Junio es uno de los meses más importantes para las comunidades de pueblos originarios a lo largo y ancho de Latinoamérica. La relación que tiene el solsticio de invierno con la naturaleza y la renovación de las energías hacen del Wüñol Txipantu para los Mapuche o Inti Raymi para los Aymaras, la celebración más significativa del año.
En ese contexto y liderados por la oficina de Pueblos Originarios, la comunidad participó en el izamiento de las banderas Wenufoye y Wuñelfe, representativas del pueblo Mapuche y la Wiphala, que agrupa a los pueblos andinos en el Frontis Municipal.


La ceremonia fue acompañada por el alcalde de San Ramón, Gustavo Toro Quintana, quien en sus redes sociales destacó el rol municipal por representar a todos los estamentos de la sociedad. “Nos reunimos con nuestros vecinos y vecinas, con los pequeños del Jardín Intercultural y con el pueblo Mapuche para izar sus banderas con el fin de despertar, renovar el espíritu y sobre todo conectarnos con la naturaleza y su importancia para la vida”, comentó la máxima autoridad municipal.
Por su parte, la coordinadora del Programa de Pueblos Originarios, Nadia Cona, destacó la iniciativa y la catalogó como muy importante para la comunidad. “San Ramón es una comuna de alto porcentaje de población Mapuche, cerca de un 13% según el Censo de 2017, entonces en este Wüñol Txipantu, que es un cambio de ciclo y todos los pueblos originarios de esta parte del hemisferio celebramos”, dijo.


“Estamos muy felices de poder encabezar un evento que ya es tradición en la Municipalidad de San Ramón, porque es un reconocimiento al valor cultural y patrimonial que tienen los pueblos originarios para la comuna y para el país”, agregó la coordinadora del programa.
En la ceremonia también participaron integrantes de organizaciones de Pueblos Originarios que desarrollan diferentes trabajos territoriales dentro de la comuna.
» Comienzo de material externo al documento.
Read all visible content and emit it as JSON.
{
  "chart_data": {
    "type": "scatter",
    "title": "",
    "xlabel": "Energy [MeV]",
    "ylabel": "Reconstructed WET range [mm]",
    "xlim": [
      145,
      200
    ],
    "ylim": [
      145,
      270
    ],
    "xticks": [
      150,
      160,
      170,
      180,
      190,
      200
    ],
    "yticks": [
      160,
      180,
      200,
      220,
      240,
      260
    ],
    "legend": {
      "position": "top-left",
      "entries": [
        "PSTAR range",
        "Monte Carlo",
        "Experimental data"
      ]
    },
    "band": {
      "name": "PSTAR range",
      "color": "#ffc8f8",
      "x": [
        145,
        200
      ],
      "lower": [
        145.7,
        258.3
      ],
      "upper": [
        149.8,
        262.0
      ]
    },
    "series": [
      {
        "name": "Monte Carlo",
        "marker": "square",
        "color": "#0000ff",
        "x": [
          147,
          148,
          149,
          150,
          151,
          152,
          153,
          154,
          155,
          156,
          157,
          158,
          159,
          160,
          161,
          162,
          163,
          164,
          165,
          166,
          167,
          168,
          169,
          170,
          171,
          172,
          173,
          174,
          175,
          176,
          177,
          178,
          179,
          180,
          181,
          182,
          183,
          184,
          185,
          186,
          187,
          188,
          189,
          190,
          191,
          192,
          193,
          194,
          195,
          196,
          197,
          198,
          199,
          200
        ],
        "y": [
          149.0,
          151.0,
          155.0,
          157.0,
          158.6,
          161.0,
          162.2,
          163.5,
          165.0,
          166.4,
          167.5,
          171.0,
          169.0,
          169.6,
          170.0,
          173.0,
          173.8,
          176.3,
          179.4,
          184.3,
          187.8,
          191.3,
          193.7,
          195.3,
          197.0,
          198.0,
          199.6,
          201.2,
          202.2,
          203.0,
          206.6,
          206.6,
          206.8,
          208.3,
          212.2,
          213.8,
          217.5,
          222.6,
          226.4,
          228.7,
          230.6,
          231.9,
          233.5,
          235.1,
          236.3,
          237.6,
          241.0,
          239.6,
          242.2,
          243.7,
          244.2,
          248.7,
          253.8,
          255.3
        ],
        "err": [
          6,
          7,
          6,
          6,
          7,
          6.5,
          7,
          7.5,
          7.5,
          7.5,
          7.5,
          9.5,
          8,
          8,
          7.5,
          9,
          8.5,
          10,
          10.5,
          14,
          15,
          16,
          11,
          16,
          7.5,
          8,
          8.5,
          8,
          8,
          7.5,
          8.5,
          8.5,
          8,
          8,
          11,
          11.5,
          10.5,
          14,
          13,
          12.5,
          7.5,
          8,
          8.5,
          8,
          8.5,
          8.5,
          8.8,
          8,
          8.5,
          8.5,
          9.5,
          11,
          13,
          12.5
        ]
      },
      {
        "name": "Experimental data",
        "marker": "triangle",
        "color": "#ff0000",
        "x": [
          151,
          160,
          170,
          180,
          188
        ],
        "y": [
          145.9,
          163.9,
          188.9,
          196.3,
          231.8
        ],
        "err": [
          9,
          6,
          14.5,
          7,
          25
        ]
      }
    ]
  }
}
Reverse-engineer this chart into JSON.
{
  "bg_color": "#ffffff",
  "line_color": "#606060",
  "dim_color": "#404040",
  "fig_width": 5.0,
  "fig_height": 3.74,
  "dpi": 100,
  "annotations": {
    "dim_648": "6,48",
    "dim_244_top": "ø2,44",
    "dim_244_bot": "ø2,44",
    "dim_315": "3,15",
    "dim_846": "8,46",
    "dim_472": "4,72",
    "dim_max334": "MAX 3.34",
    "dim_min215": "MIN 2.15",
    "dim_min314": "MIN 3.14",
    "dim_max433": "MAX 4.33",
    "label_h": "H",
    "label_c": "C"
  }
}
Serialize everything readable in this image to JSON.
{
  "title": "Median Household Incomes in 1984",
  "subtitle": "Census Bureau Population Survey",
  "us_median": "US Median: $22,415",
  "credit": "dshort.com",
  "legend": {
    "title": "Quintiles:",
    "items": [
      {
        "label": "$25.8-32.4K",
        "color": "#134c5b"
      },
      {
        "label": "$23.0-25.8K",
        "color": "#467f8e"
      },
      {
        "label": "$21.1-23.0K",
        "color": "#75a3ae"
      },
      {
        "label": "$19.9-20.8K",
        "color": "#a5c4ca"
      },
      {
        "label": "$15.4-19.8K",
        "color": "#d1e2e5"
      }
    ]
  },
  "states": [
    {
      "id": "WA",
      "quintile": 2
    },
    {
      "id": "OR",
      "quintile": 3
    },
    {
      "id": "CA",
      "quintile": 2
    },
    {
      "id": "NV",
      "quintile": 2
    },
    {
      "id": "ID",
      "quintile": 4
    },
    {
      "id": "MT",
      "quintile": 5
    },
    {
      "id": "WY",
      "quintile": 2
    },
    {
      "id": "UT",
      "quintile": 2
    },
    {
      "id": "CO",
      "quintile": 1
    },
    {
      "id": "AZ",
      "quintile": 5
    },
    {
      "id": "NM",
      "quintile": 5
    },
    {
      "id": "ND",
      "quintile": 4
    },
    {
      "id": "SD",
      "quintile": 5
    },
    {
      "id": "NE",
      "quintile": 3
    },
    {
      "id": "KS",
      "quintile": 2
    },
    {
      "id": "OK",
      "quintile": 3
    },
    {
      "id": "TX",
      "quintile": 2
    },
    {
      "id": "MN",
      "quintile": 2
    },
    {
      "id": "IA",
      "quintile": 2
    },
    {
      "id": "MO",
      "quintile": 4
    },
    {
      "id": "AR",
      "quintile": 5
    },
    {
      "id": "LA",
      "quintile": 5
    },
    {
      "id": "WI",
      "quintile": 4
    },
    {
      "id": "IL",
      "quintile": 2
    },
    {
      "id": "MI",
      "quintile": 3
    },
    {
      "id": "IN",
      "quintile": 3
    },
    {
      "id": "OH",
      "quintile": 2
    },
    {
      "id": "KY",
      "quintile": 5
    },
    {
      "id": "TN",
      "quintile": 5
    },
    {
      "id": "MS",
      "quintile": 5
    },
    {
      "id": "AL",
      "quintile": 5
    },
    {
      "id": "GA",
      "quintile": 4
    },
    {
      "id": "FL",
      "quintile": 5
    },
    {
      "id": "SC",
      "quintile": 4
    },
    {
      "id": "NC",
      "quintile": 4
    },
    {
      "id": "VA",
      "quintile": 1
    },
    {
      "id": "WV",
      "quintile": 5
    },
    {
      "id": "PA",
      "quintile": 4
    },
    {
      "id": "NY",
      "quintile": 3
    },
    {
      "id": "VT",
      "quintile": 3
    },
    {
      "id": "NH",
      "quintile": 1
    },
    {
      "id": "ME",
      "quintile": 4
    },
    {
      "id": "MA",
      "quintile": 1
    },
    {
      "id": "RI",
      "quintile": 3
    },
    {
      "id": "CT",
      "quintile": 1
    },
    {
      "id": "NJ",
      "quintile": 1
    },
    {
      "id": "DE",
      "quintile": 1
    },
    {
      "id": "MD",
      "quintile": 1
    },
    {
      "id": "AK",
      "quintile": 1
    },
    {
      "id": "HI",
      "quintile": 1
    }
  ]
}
Eduardo Guzmán Marileo, profesor en el Palife Trayenko, valoró la instancia y destacó que “la cultura y la visión Mapuche pueda avanzar porque es un gran paso para nuestras comunidades”.


“La raíz de nuestro pueblo radica en nuestros niños, si en ellos no está arraigada esa raíz, con su cultura o no la conozcan, es muy difícil que podamos avanzar y transmitir este conocimiento, entonces en este caso, que los niños estén acá es muy bueno porque son ellos el futuro de la nación Mapuche”, puntualizó el profesor de palín.